Consumer prices rose 2.1 percent year-on-year in May according to data from the National Statistics Institute on Wednesday, the sharpest increase since April 2017.

Spain’s conservative People’s Party (PP), forced out after six years in government in a no-confidence vote that followed a slew of corruption cases involving PP members, kept a tight rein on spending to cut one of the euro zone’s highest public deficits.

The welfare system’s backup fund was decimated by around five years of recession following a burst real estate bubble in 2008, while an aging population means funds are still being drained from public coffers faster than they can be replenished.

Spain has around 8.7 million retirees claiming a pension and a falling birth rate has prompted concerns of a potential pensions time bomb and calls for a deeper reform of the system than that passed in 2013.

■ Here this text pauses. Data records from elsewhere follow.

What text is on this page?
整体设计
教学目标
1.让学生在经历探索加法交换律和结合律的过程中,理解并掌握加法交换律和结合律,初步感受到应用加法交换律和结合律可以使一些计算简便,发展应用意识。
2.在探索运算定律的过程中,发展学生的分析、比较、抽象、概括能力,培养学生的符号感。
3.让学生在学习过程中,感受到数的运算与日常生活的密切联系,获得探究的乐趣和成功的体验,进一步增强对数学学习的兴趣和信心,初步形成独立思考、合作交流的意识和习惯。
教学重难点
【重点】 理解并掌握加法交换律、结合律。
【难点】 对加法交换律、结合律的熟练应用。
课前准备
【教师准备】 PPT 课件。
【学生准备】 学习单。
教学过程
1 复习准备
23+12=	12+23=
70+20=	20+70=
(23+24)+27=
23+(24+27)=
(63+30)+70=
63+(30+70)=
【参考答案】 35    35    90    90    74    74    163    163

Spain cut its public deficit to just over 3 percent of economic output last year, in line with European Commission targets, from almost 11 percent in 2012 through unpopular spending cuts and tax hikes.

Proponents of pension hikes argue that strong growth since the slump ended in 2013 has helped ease budget pressures.

Agreed raises during times of economic downturns were still being debated as part of the agreement, Labour Minister Magdalena Valerio said on Wednesday.